Wednesday, February 18, 2015

CRAZY PEOPLE

February 18, 2015:

          An op-ed piece in today's NYTimes brings to mind once more the eleven days I spent in Hudson River Psychiatric Hospital so many years ago, checking myself in--or being checked in by a friend--in order to find out what it was like to be a mental patient. I was doing research for a book, eventually called Reality Police, on the mental health system and no one at the hospital knew about my deception. They thought I was a real patient. I wasn't. I was taking notes. My friend told the admitting doctor that he had picked me up on the road, let me stay in one of his cabins, and I had smashed a radio with an ax. I had been hearing my separated wife's voice on the radio when it wasn't turned on accusing me of things, and he had brought me in. I just sat there while he told this story and stared at the floor. They gave me a shot of thorazine and put me on a ward where I slept on a bed with sheets, and under them rubber sheets. Everybody else on that ward was a real patient.

          Eleven days. Orderlies checking your mouth after they administered the drugs to make sure you had swallowed them. Once in a while, group therapy, if you were lucky. Bad food--that goes without saying. Other patients who were in some cases weird, like the guy who walked around, never said a word, and picked things up off the floor to put in his mouth (his own turds on one occasion), another guy who, at every meal, obsessively took nine or ten slices of bread, a third who had a cassette recorder, plugged a different tape into it every thirty seconds or so, never listened to a song all the way through. Frantic energy on his part. Add that to the noise from the ward TV set, which went 24 hours a day.

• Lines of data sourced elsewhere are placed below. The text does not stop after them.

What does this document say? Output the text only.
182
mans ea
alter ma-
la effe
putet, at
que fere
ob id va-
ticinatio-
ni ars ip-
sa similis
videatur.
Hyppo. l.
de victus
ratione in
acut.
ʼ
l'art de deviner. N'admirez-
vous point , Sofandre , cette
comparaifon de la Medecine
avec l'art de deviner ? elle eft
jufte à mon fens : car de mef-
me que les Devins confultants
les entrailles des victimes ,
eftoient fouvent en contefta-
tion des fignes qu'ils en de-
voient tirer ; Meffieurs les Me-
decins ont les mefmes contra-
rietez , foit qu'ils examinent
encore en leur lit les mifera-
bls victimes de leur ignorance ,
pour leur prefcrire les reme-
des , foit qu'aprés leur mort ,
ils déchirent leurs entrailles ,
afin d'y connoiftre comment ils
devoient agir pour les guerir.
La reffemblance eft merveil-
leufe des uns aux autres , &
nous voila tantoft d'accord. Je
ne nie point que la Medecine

          And there were patients who weren't weird at all, just quiet. You talked to them, listened to their problems, and you saw that they weren't so much crazy, as far as you could make out, but just couldn't manage daily life, literally didn't know how to live. There was a pathetic air about them that was sort of touching. You felt for them. These are the ones who wound up in programs designed to teach them how to manage in the world. The one I remember is the box-making program. Cardboard boxes. Several of them were in this program, and they all knew how demeaning it was. How limited their lives were always going to be. How impossible it would be ever to be proud of themselves. It made them permanently anxious.

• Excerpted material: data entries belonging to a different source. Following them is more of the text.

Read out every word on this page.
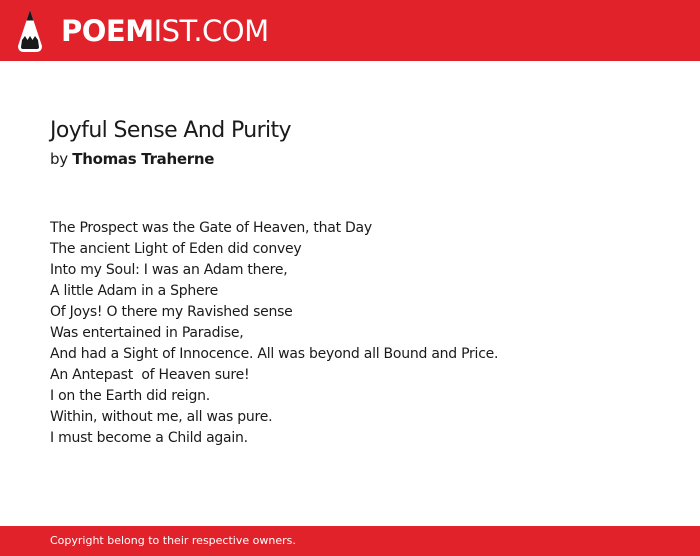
POEMIST.COM
Joyful Sense And Purity
by Thomas Traherne
The Prospect was the Gate of Heaven, that Day
The ancient Light of Eden did convey
Into my Soul: I was an Adam there,
A little Adam in a Sphere
Of Joys! O there my Ravished sense
Was entertained in Paradise,
And had a Sight of Innocence. All was beyond all Bound and Price.
An Antepast  of Heaven sure!
I on the Earth did reign.
Within, without me, all was pure.
I must become a Child again.
Copyright belong to their respective owners.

          The piece in the Times is by Christine Montross, a psychiatrist, and she writes about the necessity of re-opening the old giant mental hospitals, which is what Hudson River Psychiatric was, because the closing of them in the last quarter of the twentieth century merely substituted one institution for another--hospitals for jails and prisons. At the time I was writing, drugs like Thorazine were suppressing schizophrenic symptoms and making it possible for patients, once they were stabilized, to re-enter the community. The drugs had inspired the movement for community mental health centers to serve as transition facilities. But the money never really became available. The mental hospitals had always been a huge budgetary load on the states, intensified by the powerful unions that represented the people who worked in them. Once relieved of that burden, they breathed a sigh of relief and forgot the mental patients. As for the drugs, they had awful side effects, and lots of patients stopped taking them once they were free of supervision.

          And that's how things stand today. Historically, nobody has ever known what to do with, or about, the severely mentally ill, and that's still true. They are not, as the public supposes, violent, although a few are. Mostly they're just badly damaged, for reasons that remain hidden in brain chemistry, or in deep childhood, or whenever the bad luck intent on doing you in takes root in your soul. Back to the state hospitals? The Supreme Court ruled years ago that you can't confine, against their will, people who have committed no crime  unless they're a danger to themselves and others. The bulk of mental patients aren't a danger to anyone. We can't go back. And because psychiatry doesn't actually have answers, to put people in its charge is not necessarily a good thing. On that subject, you can read my book, if you can find it.

          Ah yes, my book. It never sold out its first printing. I was sued for libel. Defending myself cost me nearly $50,000. The case was ultimately thrown out, but that took nearly eight years. When it was remaindered for forty-nine cents apiece I literally could not afford to buy more than one copy. So much for muckraking. I did wind up on some television shows, but that changed nothing. According to a FB friend who has read my book and had some experience with the mental health system, nothing has changed. With much that is wrong with the world, nothing changes. For so many people, it's a bitter place.

          For my readers, by the way, I have decided to allow comments. For the first time. I can't promise that I'll post them all. Through my wife's blog I've seen how often comments are nasty and/or uninformed. Be interesting to see what, if anything, happens.

         


1 comment:

Lorraine Dusky said...

So glad I met you after you were out! it took a lot of courage to check yourself in, and I've always admired that you did. Of course, getting sued was no picnic--but that is where our paths became conjoined.